Акцент на накоплении экспериментальных данных способствовал снижению внимания американцев к той цене, которой проводился советский эксперимент. Хотя эксперты перечисляли и время от времени отмечали чрезвычайную дезорганизацию и жертвы, сопровождавшие советскую политику, они настаивали на том, что сам эксперимент тем не менее был стоящим и, возможно, даже необходимым. Один экономист предположил, что эксперимент в России предоставил западным социологам надежное лекарство от зависти к физике в их желании изучать человеческое поведение в лабораторных условиях. Наблюдая за Россией, американские ученые могли испытывать «интеллектуальное удовольствие, которое испытывали экономисты, рассматривая закрытую систему»[370]

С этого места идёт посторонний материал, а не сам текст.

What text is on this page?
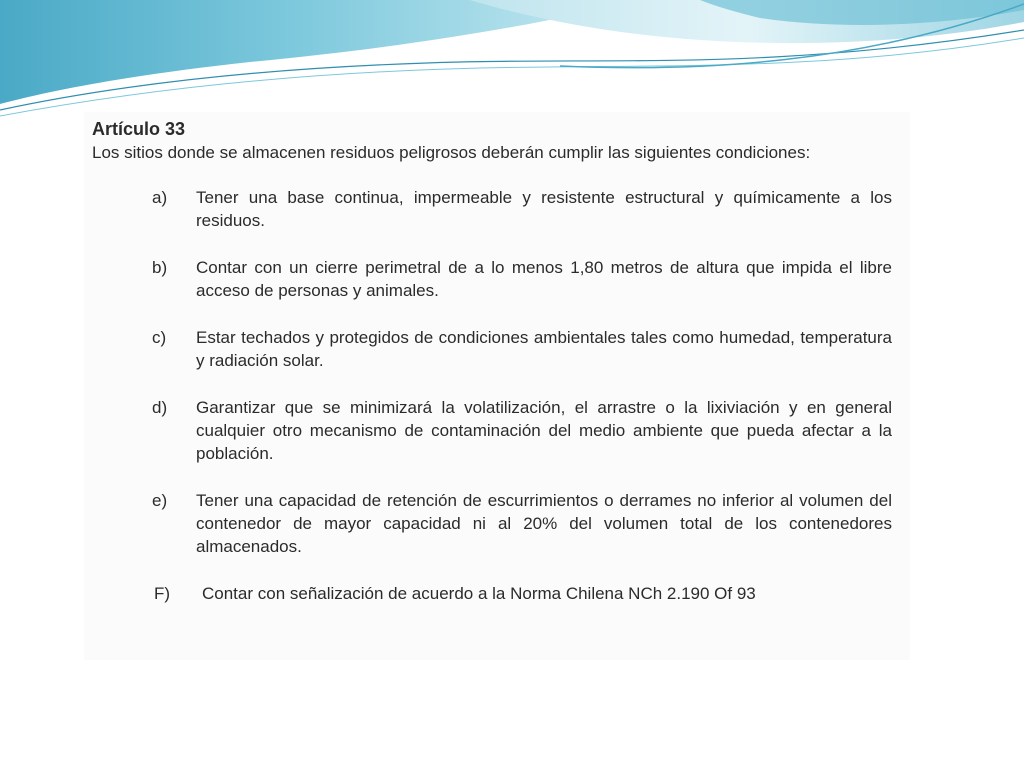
Artículo 33

Los sitios donde se almacenen residuos peligrosos deberán cumplir las siguientes condiciones:

a) Tener una base continua, impermeable y resistente estructural y químicamente a los residuos.
b) Contar con un cierre perimetral de a lo menos 1,80 metros de altura que impida el libre acceso de personas y animales.
c) Estar techados y protegidos de condiciones ambientales tales como humedad, temperatura y radiación solar.
d) Garantizar que se minimizará la volatilización, el arrastre o la lixiviación y en general cualquier otro mecanismo de contaminación del medio ambiente que pueda afectar a la población.
e) Tener una capacidad de retención de escurrimientos o derrames no inferior al volumen del contenedor de mayor capacidad ni al 20% del volumen total de los contenedores almacenados.
F) Contar con señalización de acuerdo a la Norma Chilena NCh 2.190 Of 93
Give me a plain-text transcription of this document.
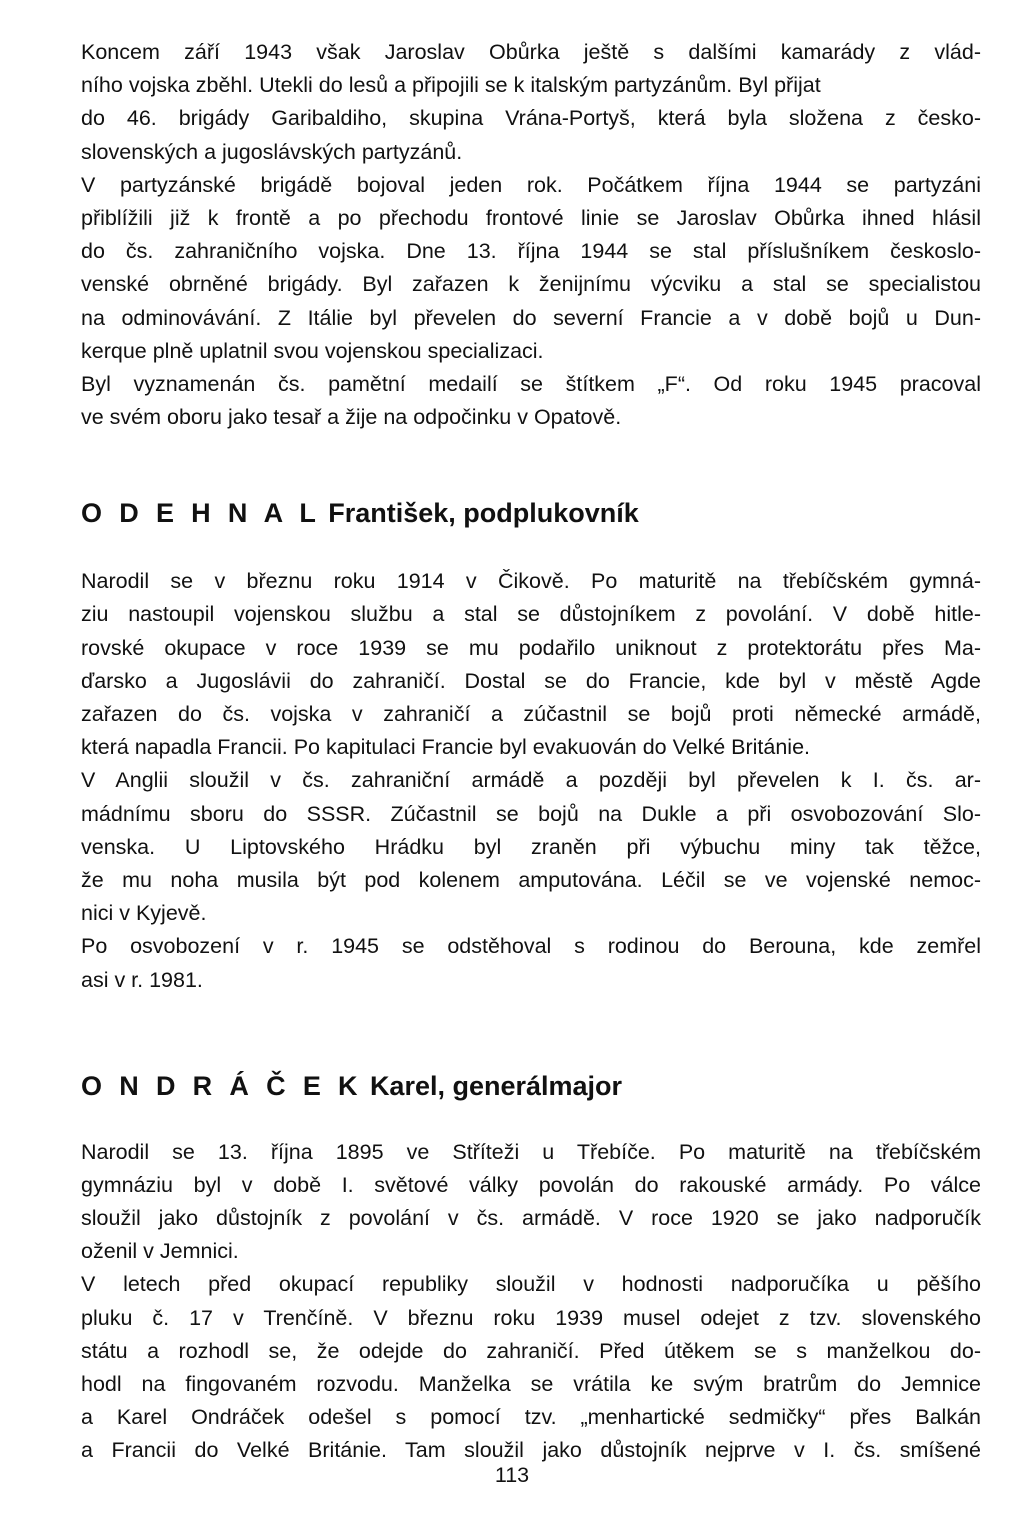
Koncem září 1943 však Jaroslav Obůrka ještě s dalšími kamarády z vlád-
ního vojska zběhl. Utekli do lesů a připojili se k italským partyzánům. Byl přijat
do 46. brigády Garibaldiho, skupina Vrána-Portyš, která byla složena z česko-
slovenských a jugoslávských partyzánů.
V partyzánské brigádě bojoval jeden rok. Počátkem října 1944 se partyzáni
přiblížili již k frontě a po přechodu frontové linie se Jaroslav Obůrka ihned hlásil
do čs. zahraničního vojska. Dne 13. října 1944 se stal příslušníkem českoslo-
venské obrněné brigády. Byl zařazen k ženijnímu výcviku a stal se specialistou
na odminovávání. Z Itálie byl převelen do severní Francie a v době bojů u Dun-
kerque plně uplatnil svou vojenskou specializaci.
Byl vyznamenán čs. pamětní medailí se štítkem „F“. Od roku 1945 pracoval
ve svém oboru jako tesař a žije na odpočinku v Opatově.
O D E H N A L František, podplukovník
Narodil se v březnu roku 1914 v Čikově. Po maturitě na třebíčském gymná-
ziu nastoupil vojenskou službu a stal se důstojníkem z povolání. V době hitle-
rovské okupace v roce 1939 se mu podařilo uniknout z protektorátu přes Ma-
ďarsko a Jugoslávii do zahraničí. Dostal se do Francie, kde byl v městě Agde
zařazen do čs. vojska v zahraničí a zúčastnil se bojů proti německé armádě,
která napadla Francii. Po kapitulaci Francie byl evakuován do Velké Británie.
V Anglii sloužil v čs. zahraniční armádě a později byl převelen k I. čs. ar-
mádnímu sboru do SSSR. Zúčastnil se bojů na Dukle a při osvobozování Slo-
venska. U Liptovského Hrádku byl zraněn při výbuchu miny tak těžce,
že mu noha musila být pod kolenem amputována. Léčil se ve vojenské nemoc-
nici v Kyjevě.
Po osvobození v r. 1945 se odstěhoval s rodinou do Berouna, kde zemřel
asi v r. 1981.
O N D R Á Č E K Karel, generálmajor
Narodil se 13. října 1895 ve Stříteži u Třebíče. Po maturitě na třebíčském
gymnáziu byl v době I. světové války povolán do rakouské armády. Po válce
sloužil jako důstojník z povolání v čs. armádě. V roce 1920 se jako nadporučík
oženil v Jemnici.
V letech před okupací republiky sloužil v hodnosti nadporučíka u pěšího
pluku č. 17 v Trenčíně. V březnu roku 1939 musel odejet z tzv. slovenského
státu a rozhodl se, že odejde do zahraničí. Před útěkem se s manželkou do-
hodl na fingovaném rozvodu. Manželka se vrátila ke svým bratrům do Jemnice
a Karel Ondráček odešel s pomocí tzv. „menhartické sedmičky“ přes Balkán
a Francii do Velké Británie. Tam sloužil jako důstojník nejprve v I. čs. smíšené
113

. Брайс Гувер подсчитал затраты, но настаивал на продолжении эксперимента. «Человеческая кровь, жертвы и страдания» в СССР могли бы в конечном счете внести свой вклад в «фонд человеческого опыта и знаний», которым, по-видимому, смогут пользоваться все социологи. Позже Гувер призвал американцев «адаптировать такие экспериментальные данные, разработанные в России», чтобы помочь решить проблемы капиталистических обществ. Но резюме Дьюи остается, пожалуй, самым заметным заявлением об издержках советской политики:…я нахожу более поучительным рассматривать происходящее в России как эксперимент с пока еще неопределенным результатом, но именно как эксперимент, и он представляет собой самое интересное из того, что сегодня имеет место на земном шаре. Хотя должен честно и откровенно признаться, по вполне эгоистическим причинам я предпочитаю наблюдать его реализацию в России, нежели в своей стране [Дьюи 2000: 262–263][371]

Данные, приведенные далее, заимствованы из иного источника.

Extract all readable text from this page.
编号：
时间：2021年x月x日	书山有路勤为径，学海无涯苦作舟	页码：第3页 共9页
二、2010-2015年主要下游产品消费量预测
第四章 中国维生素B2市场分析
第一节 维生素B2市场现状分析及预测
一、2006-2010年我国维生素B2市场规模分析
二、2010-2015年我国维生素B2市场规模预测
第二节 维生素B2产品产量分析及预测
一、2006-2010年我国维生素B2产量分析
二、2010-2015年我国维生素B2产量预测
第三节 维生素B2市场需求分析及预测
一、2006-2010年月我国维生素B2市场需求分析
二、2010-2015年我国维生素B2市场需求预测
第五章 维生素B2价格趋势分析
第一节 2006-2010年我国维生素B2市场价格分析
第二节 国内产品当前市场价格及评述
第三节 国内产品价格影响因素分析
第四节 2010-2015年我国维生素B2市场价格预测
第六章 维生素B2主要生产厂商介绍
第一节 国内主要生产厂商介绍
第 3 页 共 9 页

.Каунтс, протеже Дьюи, тем временем продолжал изучать Россию, но все больше внимания уделял американскому образованию. В начале 1930-х годов он перенес уроки советского эксперимента на Соединенные Штаты. Он начал с организации переводов двух советских работ по педагогике. Во введениях Каунтс показал свое желание побудить американцев к действию. «Разве мы не можем каким-то образом использовать школу для решения задачи построения лучшего, более справедливого, более прекрасного общества?» – с печалью вопрошал он. Тем временем американские педагоги должны посвятить себя «тому, чтобы делать для нашего общества то, что русские педагоги делали и делают для своего». Главной из таких мер были советские исследования «возможности направлять ход социальной эволюции посредством контроля образовательных учреждений»[372]
. Центральной моралью советского школьного образования было представление о том, что школы могут быть эффективным инструментом социального контроля.Каунтс расширил это видение социального контроля в провокационной брошюре 1932 года «Осмелится ли школа построить новый социальный порядок?» Хотя в этой статье не было прямых ссылок на советское образование, она тем не менее была построена вокруг неспособности западного образования соответствовать советским достижениям. Каунтс упрекал западную педагогику за игнорирование вопросов о том, как школы формируют общество. Вопрос заключался не в том, «будет ли на ребенка оказано давление», писал он; навязывание является обычным и важным инструментом привития социальных норм. Но будут ли американские нормы устанавливаться посредством случайных факторов социальной системы, или они будут сформированы рациональными и организованными образовательными действиями? Выступая за последнее, Каунтс призвал педагогов играть активную роль в «социальном возрождении»: «Чтобы школы были действительно эффективными, они должны стать центрами построения, а не просто созерцания нашей цивилизации»[373]
. Стремление Каунтса увидеть, как социологи станут играть непосредственную роль в формировании общества, разделял Дьюи, который высоко оценил надежду Каунтса на то, что «развитие человеческого общества может быть подчинено человеческой воле» [Counts 1931b: 334; Dewey 1981–1990, 6: 266]. Другие также разделяли желание Каунтса извлекать уроки из советских методов образования. Например, в статье «Социальный контроль» из знаменитой «Энциклопедии социальных наук» сообщается, что Советский Союз «внес огромный вклад в то, чтобы сделать очевидной возможность преднамеренных изменений <…> как инструмента, так и цели контроля» [Everett 1932: 346]. Каунтс надеялся, что советское школьное образование может не только вдохновить, но и побудить к действию американских педагогов.